I already knew that every time I submitted a resume to a company, it would be competing against numerous other worthy candidates. What I didn't know (although suspected) was that I also was competing against myself.
A new CNN report shows that some companies are immediately discarding resumes from unemployed applicants. If it's true, that is a shameful hiring policy. How dare these companies turn away from willing applicants who have the audacity to seek a job. How dare they force us to trudge through the unemployment line, accepting welfare checks when all we want is a decent-paying job with a side of health care benefits.
"Making that kind of automatic cut is senseless; you could be missing out on the best person of all," said Judy Conti, a lobbyist for the National Employment Law Project. "There are millions of people who are unemployed through no fault of their own.
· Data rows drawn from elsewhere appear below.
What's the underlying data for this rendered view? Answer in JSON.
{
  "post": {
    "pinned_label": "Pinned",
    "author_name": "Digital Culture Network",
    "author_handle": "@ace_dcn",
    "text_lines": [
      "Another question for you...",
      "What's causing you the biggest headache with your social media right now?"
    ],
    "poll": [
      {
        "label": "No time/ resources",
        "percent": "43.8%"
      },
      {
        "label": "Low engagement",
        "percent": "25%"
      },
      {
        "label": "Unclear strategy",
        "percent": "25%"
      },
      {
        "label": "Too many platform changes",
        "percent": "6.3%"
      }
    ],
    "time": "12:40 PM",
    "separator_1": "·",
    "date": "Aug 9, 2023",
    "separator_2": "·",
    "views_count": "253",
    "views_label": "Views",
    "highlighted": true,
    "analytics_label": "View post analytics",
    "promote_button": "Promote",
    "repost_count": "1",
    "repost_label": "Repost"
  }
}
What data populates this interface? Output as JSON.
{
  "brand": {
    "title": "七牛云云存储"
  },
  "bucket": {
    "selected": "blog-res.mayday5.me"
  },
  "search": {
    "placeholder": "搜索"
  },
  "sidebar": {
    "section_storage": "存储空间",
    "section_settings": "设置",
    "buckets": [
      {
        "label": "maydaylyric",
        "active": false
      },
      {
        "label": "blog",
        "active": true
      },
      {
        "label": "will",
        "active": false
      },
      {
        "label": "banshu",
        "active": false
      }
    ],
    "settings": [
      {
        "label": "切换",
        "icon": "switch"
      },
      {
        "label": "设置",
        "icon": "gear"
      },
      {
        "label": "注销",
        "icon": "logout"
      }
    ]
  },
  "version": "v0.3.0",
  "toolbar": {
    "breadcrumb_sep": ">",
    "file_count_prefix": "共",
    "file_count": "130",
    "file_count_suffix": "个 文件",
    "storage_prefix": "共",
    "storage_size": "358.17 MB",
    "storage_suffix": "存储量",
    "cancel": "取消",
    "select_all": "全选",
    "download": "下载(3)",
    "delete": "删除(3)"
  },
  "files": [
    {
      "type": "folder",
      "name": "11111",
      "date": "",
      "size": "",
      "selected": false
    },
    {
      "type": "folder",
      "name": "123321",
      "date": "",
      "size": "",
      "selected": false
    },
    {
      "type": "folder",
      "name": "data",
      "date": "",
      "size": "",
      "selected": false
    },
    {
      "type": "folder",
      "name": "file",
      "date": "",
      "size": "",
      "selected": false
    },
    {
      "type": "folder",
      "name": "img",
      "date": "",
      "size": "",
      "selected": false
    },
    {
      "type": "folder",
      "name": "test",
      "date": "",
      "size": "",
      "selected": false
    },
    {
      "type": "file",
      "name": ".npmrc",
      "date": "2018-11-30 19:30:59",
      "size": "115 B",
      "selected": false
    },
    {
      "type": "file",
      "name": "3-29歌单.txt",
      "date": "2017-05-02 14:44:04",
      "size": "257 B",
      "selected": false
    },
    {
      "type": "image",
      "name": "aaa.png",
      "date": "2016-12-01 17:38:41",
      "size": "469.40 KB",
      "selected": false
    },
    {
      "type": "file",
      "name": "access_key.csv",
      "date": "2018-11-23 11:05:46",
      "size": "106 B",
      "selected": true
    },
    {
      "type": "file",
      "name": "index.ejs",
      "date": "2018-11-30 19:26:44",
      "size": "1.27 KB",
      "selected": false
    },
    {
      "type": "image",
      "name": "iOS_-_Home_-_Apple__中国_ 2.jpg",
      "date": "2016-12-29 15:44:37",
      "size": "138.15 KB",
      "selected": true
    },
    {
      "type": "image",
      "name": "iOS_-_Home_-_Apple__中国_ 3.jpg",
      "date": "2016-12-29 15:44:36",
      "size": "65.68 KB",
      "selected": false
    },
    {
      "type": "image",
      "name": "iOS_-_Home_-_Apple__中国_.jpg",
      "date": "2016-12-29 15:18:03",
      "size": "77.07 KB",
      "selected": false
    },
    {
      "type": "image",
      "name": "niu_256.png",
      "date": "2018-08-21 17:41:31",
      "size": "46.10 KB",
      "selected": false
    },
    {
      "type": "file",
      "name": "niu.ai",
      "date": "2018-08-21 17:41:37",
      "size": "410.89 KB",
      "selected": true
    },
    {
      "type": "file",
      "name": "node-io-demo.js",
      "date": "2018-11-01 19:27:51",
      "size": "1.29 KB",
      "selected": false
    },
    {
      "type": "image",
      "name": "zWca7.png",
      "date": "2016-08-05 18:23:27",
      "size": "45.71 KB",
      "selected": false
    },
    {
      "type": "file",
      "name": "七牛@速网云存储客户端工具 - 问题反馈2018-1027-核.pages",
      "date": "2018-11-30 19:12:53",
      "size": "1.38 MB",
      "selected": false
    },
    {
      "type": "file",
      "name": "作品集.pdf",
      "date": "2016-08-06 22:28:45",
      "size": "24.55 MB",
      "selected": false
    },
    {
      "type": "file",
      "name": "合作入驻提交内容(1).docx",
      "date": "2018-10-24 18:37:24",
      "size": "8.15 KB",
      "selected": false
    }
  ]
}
If an employer feels that the best qualified are the ones already working, they have no appreciation of the crisis we're in right now."
I couldn't agree more. It makes you wonder how many applications were immediately chucked in the trash because the resumes don't include a current job. I seemed to have solved that problem by freelancing for the Tribune-Review and working as a census enumerator. However, I'm beginning to wonder if that U.S. Census Bureau position is a red flag that I'm without a full-time job.
Some think we should boycott the companies that use this practice, but who knows which employers are doing it? Most of us send our resumes into the tubes of internet, never to be heard from again. It's becoming increasingly clear that the cards are stacked against the unemployed. Unfortunately, it's worse than I previously thought.